Statistics vs Personal Experience

When discussing a topic, a good plan is to collect and discuss statistics related to the topic. Christian attitudes towards various social issues, Muslim attitudes towards various social issues, or even what topics are important to registered voters are important for understanding many social topics. This data, when collected by reputable groups with valid techniques, can be very useful for giving us insight into the Probability Distributions that describe the topic at hand.

Personal experience, by contrast, is always a sample, and generally a Biased Sample. For example, somebody might say, “Teenagers generally have poor planning and reasoning skills.” I could respond, “Most of the teenagers I interact with have quite high planning and reasoning skills.” Both statements can be completely true. To understand why, consider the fact that the teenagers I normally interact with are on Minecraft servers. These are people who enjoy playing a game where they have to plan what they want to do, figure out how mechanisms will interact, etc. I didn’t take my sample from a representative pool of teenagers.

This type of analysis applies to a wide variety of things. For example, if I identify a population group that has high levels of anti-social behavior, you could probably cite several friends from that population group who don’t exhibit that behavior. But would you be friends with them if they did? We generally befriend people with similar values and interests. We generally do not make friends with people who are significantly different from us.

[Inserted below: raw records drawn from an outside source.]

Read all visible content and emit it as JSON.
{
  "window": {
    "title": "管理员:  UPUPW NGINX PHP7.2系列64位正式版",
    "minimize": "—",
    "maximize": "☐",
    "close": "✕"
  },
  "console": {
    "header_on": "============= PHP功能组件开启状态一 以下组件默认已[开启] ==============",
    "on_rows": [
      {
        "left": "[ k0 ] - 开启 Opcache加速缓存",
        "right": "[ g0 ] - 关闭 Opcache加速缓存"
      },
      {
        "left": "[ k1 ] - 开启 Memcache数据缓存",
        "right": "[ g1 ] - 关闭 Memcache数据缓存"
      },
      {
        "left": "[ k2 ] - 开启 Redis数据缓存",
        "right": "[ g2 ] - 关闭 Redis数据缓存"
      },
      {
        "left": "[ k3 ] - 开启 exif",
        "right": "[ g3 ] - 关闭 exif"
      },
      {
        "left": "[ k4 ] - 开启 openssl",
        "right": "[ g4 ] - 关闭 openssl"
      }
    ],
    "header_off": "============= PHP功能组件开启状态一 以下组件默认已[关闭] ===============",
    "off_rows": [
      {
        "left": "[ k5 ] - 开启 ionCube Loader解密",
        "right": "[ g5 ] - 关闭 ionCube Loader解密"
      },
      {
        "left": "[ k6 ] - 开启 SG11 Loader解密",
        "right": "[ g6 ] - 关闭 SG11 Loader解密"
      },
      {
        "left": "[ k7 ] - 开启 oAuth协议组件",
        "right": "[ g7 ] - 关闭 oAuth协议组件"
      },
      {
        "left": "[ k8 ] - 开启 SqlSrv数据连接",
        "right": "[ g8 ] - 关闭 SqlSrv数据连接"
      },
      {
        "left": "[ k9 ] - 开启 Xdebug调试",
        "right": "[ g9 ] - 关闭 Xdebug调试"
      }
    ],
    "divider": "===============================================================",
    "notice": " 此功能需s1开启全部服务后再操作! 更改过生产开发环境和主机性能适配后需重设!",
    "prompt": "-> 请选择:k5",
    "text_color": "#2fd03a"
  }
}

As another example, one person could claim that churches are very open to homosexuals, while another could claim the opposite, both based on personal experience. If you live in Topeka, Kansas, home of the Westboro Baptist Church, you are likely to view churches as hostile to homosexuals. If you live in New York City, you are likely to view churches as far more favorable to homosexuals.

The Takeaway

Personal experience is very important in shaping who we are, and how we think about various people and groups. Unfortunately, when discussing issues that involve people or groups well outside our personal experience, personal experience is just that: personal. If someone has statistics supporting their view, the way to attack it is to attack the methodology of how they were generated, or some other method related to the argument. Your experience means nothing.